Before you send-pr(1), you should review the Writing the problem report section in the Problem Reports article; it contains far more information about how to write useful problem reports.

Important: If your upgrade is motivated by security concerns or a serious fault in the currently committed port, please notify the Ports Management Team to request immediate rebuilding and redistribution of your port's package. Unsuspecting users of pkg_add(1) will otherwise continue to install the old version via pkg_add -r for several weeks.

Note: Once again, please use diff(1) and not shar(1) to send updates to existing ports! This helps ports committers understand exactly what is being changed.

Now that you have done all that, you will want to read about how to keep up-to-date in Chapter 14.

10.1 Using SVN to Make Patches

If you can, please submit a svn(1) diff; they are easier to handle than diffs between ``new and old'' directories. Plus it is easier for you to see what you have changed and to update your diff if something is modified in the Ports Collection from when you started to work on it until you submit your changes, or if the committer asks you to fix something.

% cd ~/my_wrkdir (1)
% svn co svn://svn.FreeBSD.org/ports/head/dns/pdnsd (2)
% cd ~/my_wrkdir/pdnsd
(1)
This can be anywhere you want, of course; building ports is not limited to within /usr/ports/.
(2)
svn.FreeBSD.org is a public SVN server.

While in the working directory, make any changes that you would usually make to the port. If you add or remove a file, use svn to track these changes:

% svn add new_file
% svn remove deleted_file

Make sure that you check the port using the checklist in Section 3.4 and Section 3.5.

% svn status
% svn update (1)
(1)
This will try to merge the differences between your patch and current SVN; watch the output carefully. The letter in front of each file name indicates what was done with it. See Table 10-1 for a complete list.
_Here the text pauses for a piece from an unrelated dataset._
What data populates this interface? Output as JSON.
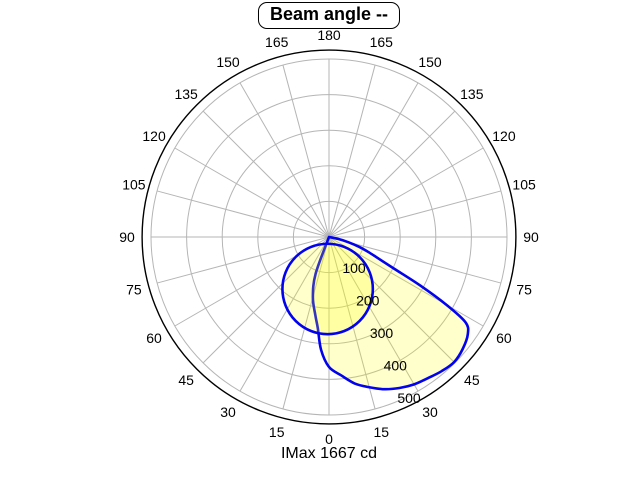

Table 10-1. SVN Update File Prefixes

U The file was updated without problems.
G The file was updated without problems (you will only see this when working against a remote repository).
M The file had been modified, and was merged without conflicts.
C The file had been modified, and was merged with conflicts.

If you get C as a result of svn update it means something changed in the SVN repository and svn(1) was not able to merge your local changes and those from the repository. It is always a good idea to inspect the changes anyway, since svn(1) does not know anything about how a port should be, so it might (and probably will) merge things that do not make sense.

The last step is to make a unified diff(1) of the files against SVN:

% svn diff > ../`basename ${PWD}`.diff

Note: Any files that have been removed should be explicitly mentioned in the PR, because file removal may not be obvious to the committer.